In Europe, pension systems differ from one country to another. But ageing populations are a reality and models based on the welfare state are reaching their limits, so the risk that dividends might taper towards zero appears a slight one.
In addition, a stable dividend policy benefits companies, as it demonstrates confidence in future activities and the solidity of balance sheets.
So, ending dividend payments would simply be absurd in many cases.
Mechanics
Between now and 2022, dividend futures are essentially driven by companies’ fundamentals. The dividends paid next year will, mostly, reflect this year’s activity. But business visibility is generally good enough for analysts to make robust cash flow assumptions 18-24 months into the future and produce dividend estimates matching that horizon.
Analysing each company’s prospects in the EuroStoxx, we estimate that 2021 will bring a total of 125.8 dividend points (very close to the Dec21 future’s mark of 123.9), 17.5% of which will come from a fragile but resilient banking sector. Clearly, remaining upside in the front part of the curve appears limited.
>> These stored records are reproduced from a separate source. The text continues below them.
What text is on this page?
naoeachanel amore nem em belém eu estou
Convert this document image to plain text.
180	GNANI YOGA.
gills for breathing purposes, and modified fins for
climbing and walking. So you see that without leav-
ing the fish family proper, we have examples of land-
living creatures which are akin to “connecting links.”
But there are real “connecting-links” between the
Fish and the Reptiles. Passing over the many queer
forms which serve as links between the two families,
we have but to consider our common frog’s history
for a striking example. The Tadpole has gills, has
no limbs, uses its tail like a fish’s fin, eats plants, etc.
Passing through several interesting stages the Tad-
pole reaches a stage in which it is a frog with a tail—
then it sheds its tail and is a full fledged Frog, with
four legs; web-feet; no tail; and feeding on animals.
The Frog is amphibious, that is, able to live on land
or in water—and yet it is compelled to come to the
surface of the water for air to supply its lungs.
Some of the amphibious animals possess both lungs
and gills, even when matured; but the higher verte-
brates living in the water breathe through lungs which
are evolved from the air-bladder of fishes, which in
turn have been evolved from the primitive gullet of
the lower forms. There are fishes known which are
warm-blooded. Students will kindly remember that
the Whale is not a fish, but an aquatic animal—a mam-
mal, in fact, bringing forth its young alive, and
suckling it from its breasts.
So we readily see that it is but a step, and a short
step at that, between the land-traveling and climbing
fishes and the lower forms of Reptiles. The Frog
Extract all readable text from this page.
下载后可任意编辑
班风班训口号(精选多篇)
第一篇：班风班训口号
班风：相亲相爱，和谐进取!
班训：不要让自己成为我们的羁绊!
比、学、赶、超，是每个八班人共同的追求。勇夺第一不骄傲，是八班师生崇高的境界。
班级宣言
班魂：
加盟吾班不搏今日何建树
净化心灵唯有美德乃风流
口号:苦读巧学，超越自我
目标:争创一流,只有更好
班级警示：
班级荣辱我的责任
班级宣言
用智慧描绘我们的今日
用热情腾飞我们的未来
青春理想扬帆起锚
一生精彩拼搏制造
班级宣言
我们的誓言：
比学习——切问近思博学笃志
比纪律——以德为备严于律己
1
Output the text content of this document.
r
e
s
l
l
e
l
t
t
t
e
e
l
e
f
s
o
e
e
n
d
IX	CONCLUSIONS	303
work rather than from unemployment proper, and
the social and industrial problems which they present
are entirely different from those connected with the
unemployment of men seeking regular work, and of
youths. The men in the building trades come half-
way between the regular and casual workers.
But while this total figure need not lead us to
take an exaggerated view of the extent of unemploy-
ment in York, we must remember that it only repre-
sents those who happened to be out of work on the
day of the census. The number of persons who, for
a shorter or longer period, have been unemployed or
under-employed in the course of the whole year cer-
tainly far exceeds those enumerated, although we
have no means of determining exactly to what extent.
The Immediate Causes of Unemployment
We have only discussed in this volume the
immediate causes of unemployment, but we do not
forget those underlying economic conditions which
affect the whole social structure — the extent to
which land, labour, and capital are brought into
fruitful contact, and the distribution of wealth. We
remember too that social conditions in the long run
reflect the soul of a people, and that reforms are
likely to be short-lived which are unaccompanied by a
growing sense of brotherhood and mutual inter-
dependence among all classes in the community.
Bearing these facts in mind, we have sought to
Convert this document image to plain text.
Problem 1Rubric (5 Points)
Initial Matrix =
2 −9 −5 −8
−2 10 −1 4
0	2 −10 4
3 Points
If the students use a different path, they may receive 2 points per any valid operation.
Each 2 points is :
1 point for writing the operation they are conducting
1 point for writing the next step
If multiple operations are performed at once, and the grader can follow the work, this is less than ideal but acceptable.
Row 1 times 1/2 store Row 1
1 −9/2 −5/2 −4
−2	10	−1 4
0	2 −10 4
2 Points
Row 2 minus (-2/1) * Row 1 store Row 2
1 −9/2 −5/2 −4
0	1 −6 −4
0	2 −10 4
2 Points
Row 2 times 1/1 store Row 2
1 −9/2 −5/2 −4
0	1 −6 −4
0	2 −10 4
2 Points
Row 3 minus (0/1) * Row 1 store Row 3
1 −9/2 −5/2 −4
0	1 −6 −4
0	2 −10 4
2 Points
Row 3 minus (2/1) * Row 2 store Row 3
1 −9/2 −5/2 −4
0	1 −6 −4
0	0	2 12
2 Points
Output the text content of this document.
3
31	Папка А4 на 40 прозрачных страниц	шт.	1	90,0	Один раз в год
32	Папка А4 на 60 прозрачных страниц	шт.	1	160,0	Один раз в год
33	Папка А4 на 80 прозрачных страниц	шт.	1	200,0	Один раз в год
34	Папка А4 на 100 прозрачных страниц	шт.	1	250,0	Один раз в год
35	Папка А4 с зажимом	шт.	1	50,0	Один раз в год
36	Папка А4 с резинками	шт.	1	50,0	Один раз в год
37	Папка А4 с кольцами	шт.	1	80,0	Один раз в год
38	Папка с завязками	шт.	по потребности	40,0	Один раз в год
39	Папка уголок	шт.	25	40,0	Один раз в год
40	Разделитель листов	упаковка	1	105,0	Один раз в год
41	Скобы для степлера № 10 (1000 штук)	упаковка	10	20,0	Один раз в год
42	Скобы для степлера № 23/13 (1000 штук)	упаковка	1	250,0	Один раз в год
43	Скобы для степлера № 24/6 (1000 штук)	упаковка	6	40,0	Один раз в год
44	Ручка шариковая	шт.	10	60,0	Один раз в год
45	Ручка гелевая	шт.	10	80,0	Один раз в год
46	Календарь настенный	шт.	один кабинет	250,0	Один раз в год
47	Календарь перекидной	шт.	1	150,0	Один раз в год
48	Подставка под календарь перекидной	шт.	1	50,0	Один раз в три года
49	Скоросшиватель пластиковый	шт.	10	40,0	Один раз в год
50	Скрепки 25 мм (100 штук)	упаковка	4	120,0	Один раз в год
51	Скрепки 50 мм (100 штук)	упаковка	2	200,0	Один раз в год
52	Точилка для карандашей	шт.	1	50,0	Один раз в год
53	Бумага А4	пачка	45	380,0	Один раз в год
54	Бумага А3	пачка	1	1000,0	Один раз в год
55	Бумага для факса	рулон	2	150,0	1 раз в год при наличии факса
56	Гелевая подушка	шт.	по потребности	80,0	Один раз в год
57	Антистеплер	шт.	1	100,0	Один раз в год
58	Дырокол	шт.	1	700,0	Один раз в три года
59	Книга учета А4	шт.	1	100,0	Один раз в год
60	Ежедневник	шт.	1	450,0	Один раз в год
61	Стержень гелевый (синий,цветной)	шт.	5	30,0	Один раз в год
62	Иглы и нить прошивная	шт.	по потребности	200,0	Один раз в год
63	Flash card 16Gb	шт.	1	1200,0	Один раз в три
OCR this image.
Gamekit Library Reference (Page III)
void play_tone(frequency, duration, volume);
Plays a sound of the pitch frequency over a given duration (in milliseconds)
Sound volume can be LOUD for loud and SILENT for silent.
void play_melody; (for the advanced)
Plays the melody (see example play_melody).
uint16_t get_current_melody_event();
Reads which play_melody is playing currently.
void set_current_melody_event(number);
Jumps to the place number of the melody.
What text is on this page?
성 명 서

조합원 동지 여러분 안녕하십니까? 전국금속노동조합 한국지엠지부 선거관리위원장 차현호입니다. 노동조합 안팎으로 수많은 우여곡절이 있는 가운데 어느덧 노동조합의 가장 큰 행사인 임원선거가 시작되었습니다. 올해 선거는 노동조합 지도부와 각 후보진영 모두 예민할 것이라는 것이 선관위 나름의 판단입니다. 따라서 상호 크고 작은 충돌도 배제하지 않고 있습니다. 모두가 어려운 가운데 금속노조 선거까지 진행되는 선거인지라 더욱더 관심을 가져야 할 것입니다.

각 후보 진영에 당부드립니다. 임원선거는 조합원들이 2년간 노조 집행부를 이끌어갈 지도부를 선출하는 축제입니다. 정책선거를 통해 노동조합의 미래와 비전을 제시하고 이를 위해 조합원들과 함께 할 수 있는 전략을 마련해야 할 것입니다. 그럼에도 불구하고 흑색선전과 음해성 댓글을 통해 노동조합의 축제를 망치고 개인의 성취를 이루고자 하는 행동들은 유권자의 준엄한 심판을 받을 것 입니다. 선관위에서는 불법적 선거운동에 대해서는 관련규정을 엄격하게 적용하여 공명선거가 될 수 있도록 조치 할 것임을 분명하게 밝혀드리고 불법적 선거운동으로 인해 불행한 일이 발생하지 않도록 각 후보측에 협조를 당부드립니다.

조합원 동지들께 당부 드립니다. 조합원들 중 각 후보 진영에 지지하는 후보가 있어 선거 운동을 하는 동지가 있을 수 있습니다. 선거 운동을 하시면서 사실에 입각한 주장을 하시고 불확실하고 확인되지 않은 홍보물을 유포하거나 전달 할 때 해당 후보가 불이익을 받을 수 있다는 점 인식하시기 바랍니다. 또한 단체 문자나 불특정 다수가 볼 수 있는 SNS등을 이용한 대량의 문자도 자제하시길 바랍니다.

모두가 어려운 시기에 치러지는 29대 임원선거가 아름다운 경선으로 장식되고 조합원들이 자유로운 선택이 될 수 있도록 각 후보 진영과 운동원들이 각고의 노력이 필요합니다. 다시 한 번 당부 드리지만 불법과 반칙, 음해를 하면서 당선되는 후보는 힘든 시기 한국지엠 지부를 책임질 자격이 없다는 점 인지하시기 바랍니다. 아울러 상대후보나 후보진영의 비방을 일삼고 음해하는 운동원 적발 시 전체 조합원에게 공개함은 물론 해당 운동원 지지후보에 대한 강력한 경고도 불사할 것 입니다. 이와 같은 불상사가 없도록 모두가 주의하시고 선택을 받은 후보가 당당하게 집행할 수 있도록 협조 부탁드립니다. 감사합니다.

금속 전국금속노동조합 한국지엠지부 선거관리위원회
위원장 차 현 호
Arguably, more value can be found in the back end, beyond three years, where it becomes more difficult to build a fundamental view and dividends mainly react to long-dated option flows.
But in Europe, where banks’ structured products hedging flows often prevail and downside volatility tends to be heavily sold as a result, the opposite is true. Interestingly, this inverted term structure tends to steepen whenever equity markets experience turbulence.
From a bank’s perspective, autocall products can be analysed as the sum of a long “Down & In Put” and a short digit call exposure. The end client receives a coupon, as long as the spot remains below the recall barrier and experiences capital losses only if the spot breaches the downside barrier. This results in a short delta and long dividend positioning.
When markets go down and autocalls become less likely to be recalled, dividend sensitivity increases with the delta of the puts and selling pressure increases in the longer-dated tenors, as dealers start to offload their dividend risk. The lack of liquidity beyond four years exacerbates that effect and can lead to very dislocated dividend levels, offering compelling entry points and opportunities.
Opportunities
Alternatively, “Pull to Par” strategies (systematic or not) will offer to buy discounted long-dated dividend futures and carry them until they start converging towards their front year’s fundamental value. In extreme circumstances, the mark-to-market of these positions can be volatile but implied dividends normally start converging 18 months before expiry, thereby providing a “soft floor” to investors.
Over the past few years, financial engineers have done a lot of work on dividends and there are many ways to implement views and extract positive yield in a world where generating income has become increasingly difficult.